Ma gli operai non erano scomparsi, secondo la stessa vulgata giornalistica? Come mai oggi per il progresso del pianeta occorrono ancora le loro disponibilità?  Che siano individuali o mediate dalle rappresentanze sindacali poco importa, purché “flessibili” qui nei paesi di antica industrializzazione e parimenti nei paesi di industrializzazione più recente

 

E’ la logica del minor costo del  minor costo che guida queste richieste degli investitori facilitate dalla  globalizzazione delle tecnologie e dei sistemi organizzativi. Questa logica è facilitata dall’assenza di una efficace tutela a livello globale  dei diritti umani e,  per quanto concerne i lavoratori, dei diritti sindacali essenziali: il diritto di organizzarsi in sindacati liberi e il diritto di contrattazione.

 

Ci sono aspetti che la pubblicistica in corso sul tema presenta come dati di fatto immodificabili e oggettivi: che in Cina centinaia di milioni di lavoratori vivano con salari di pura sopravvivenza, senza efficaci diritti sindacali, con orari di lavoro insostenibili e senza protezione sociale viene presentato come un termine di riferimento imprescindibile per la competitività.

 

Che ci siano paesi nei quali i sistemi di protezione sociale siano praticamente inconsistenti e per questo motivo il prelievo fiscale e della contribuzione sociale viene ridotto e che, per questa via, i livelli salariali e le tasse sui guadagni industriali ridotti è presentato come un elemento che giustifica la scelta di investimento e la delocalizzazione della produzione.
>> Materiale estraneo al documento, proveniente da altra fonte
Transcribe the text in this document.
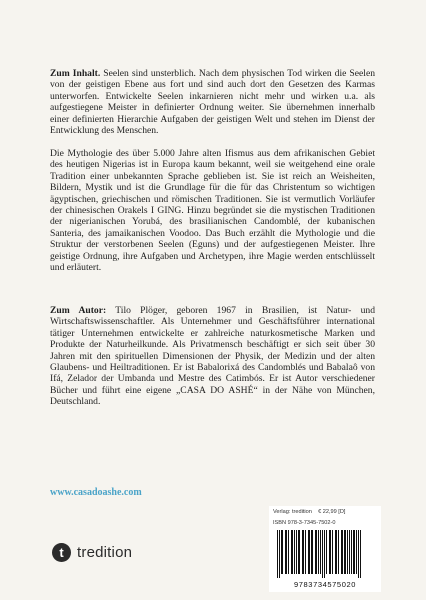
Zum Inhalt. Seelen sind unsterblich. Nach dem physischen Tod wirken die Seelen von der geistigen Ebene aus fort und sind auch dort den Gesetzen des Karmas unterworfen. Entwickelte Seelen inkarnieren nicht mehr und wirken u.a. als aufgestiegene Meister in definierter Ordnung weiter. Sie übernehmen innerhalb einer definierten Hierarchie Aufgaben der geistigen Welt und stehen im Dienst der Entwicklung des Menschen.

Die Mythologie des über 5.000 Jahre alten Ifismus aus dem afrikanischen Gebiet des heutigen Nigerias ist in Europa kaum bekannt, weil sie weitgehend eine orale Tradition einer unbekannten Sprache geblieben ist. Sie ist reich an Weisheiten, Bildern, Mystik und ist die Grundlage für die für das Christentum so wichtigen ägyptischen, griechischen und römischen Traditionen. Sie ist vermutlich Vorläufer der chinesischen Orakels I GING. Hinzu begründet sie die mystischen Traditionen der nigerianischen Yorubá, des brasilianischen Candomblé, der kubanischen Santeria, des jamaikanischen Voodoo. Das Buch erzählt die Mythologie und die Struktur der verstorbenen Seelen (Eguns) und der aufgestiegenen Meister. Ihre geistige Ordnung, ihre Aufgaben und Archetypen, ihre Magie werden entschlüsselt und erläutert.

Zum Autor: Tilo Plöger, geboren 1967 in Brasilien, ist Natur- und Wirtschaftswissenschaftler. Als Unternehmer und Geschäftsführer international tätiger Unternehmen entwickelte er zahlreiche naturkosmetische Marken und Produkte der Naturheilkunde. Als Privatmensch beschäftigt er sich seit über 30 Jahren mit den spirituellen Dimensionen der Physik, der Medizin und der alten Glaubens- und Heiltraditionen. Er ist Babalorixá des Candomblés und Babalaô von Ifá, Zelador der Umbanda und Mestre des Catimbós. Er ist Autor verschiedener Bücher und führt eine eigene „CASA DO ASHÉ“ in der Nähe von München, Deutschland.

www.casadoashe.com
t tredition
Verlag: tredition € 22,99 [D]
ISBN 978-3-7345-7502-0
9783734575020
Lo stesso fatto che la Germania abbia una industria nei settori dei beni d’investimento e di consumo tra le prime del mondo nonostante gli orari di lavoro tra i più ridotti, i salari tra i più elevati, un sistema di welfare esteso ed efficiente e sindacati potenti e rappresentativi, viene ignorato nel confronto internazionale.

 

Qualificati ed autorevoli studiosi vanno sostenendo che i criteri che guidano le scelte industriali di investimento e di localizzazione delle produzioni della Fiat siano per così dire oggettivi. Di conseguenza non ci sarebbe da stupirsi che le metodiche del lavoro e l’organizzazione dello stesso debbano essere considerati dei vincoli dai quali non si può prescindere. I lavoratori obtorto collo devono sottostare a queste regole se vogliono meritare gli investimenti e la salvaguardia dei posti di lavoro. Sarà anche per questo che la sinistra, a parte quella “passatista” e avviata da tempo a seguire la strada delle “belle sconfitte”, non riesce ad offrire idee che non siano varianti del “patto dei produttori”.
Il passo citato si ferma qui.